Océans en alerte : la température de surface de la mer mondiale s’approche des records de 2024 et suscite des inquiétudes

En mars 2026, la température de surface de la mer mondiale s’est à nouveau rapprochée des records de 2024, bien que le phénomène El Niño ne soit pas actif. Selon les données de Copernicus, la température moyenne mondiale était de 13,94 °C, ce qui représente 0,53 °C au-dessus de la moyenne 1991-2020 et 1,48 °C au-dessus des niveaux préindustriels.

La glace arctique a atteint son minimum historique hivernal, tandis que le déséquilibre énergétique terrestre a atteint son niveau le plus élevé en 65 ans. Ce panorama inquiète la communauté scientifique, qui avertit que les océans ont « franchi un cap » dans leur réchauffement.

Zones critiques

L’augmentation soutenue de la température océanique est particulièrement observée dans :

  • Atlantique nord subtropical et nord-est.
  • Pacifique nord et sud. Dans ces régions, des valeurs record sont déjà enregistrées, ce qui anticipe un scénario encore plus extrême lorsque El Niño se renforcera à nouveau.

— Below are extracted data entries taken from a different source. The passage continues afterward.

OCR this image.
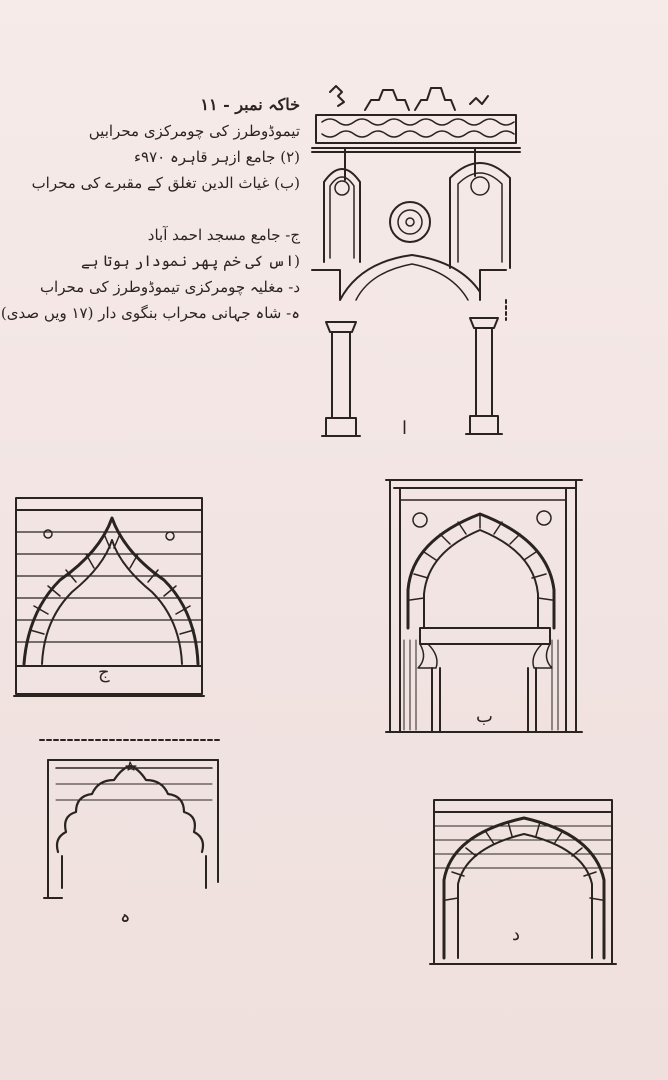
خاکہ نمبر - ۱۱
تیموڈوطرز کی چومرکزی محرابیں
(۲) جامع ازہر قاہرہ ۹۷۰ء
(ب) غیاث الدین تغلق کے مقبرے کی محراب
ج- جامع مسجد احمد آباد
(اس کی خم پھر نمودار ہوتا ہے
د- مغلیہ چومرکزی تیموڈوطرز کی محراب
ہ- شاہ جہانی محراب بنگوی دار (۱۷ ویں صدی)
ا
ب
ج
د
ہ
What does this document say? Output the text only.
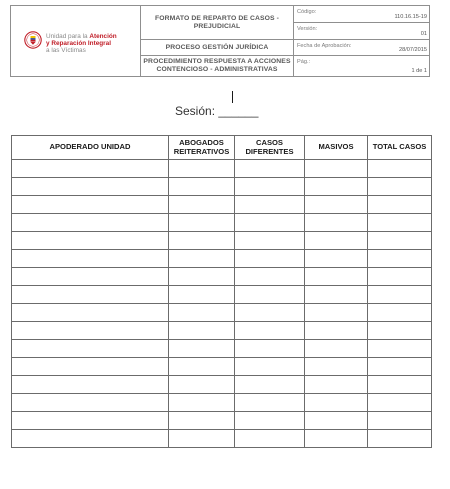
Unidad para la Atención
y Reparación Integral
a las Víctimas
FORMATO DE REPARTO DE CASOS - PREJUDICIAL
PROCESO GESTIÓN JURÍDICA
PROCEDIMIENTO RESPUESTA A ACCIONES CONTENCIOSO - ADMINISTRATIVAS
Código:
110.16.15-19
Versión:
01
Fecha de Aprobación:
28/07/2015
Pág.:
1 de 1
Sesión: ______
APODERADO UNIDAD	ABOGADOS REITERATIVOS	CASOS DIFERENTES	MASIVOS	TOTAL CASOS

La Méditerranée comme laboratoire climatique

La Méditerranée se réchauffe 20% plus rapidement que la moyenne mondiale, devenant un espace clé pour observer les risques du changement climatique. Les conséquences sont évidentes :

  • Extinction massive de vertébrés.
  • Recul des prairies marines.
  • Mortalité des poissons. De plus, la chaleur injecte plus de vapeur d’eau dans l’atmosphère, alimentant des phénomènes extrêmes de précipitations.
chaleur des océans
En mars 2026, la température de surface de la mer a montré une augmentation alarmante.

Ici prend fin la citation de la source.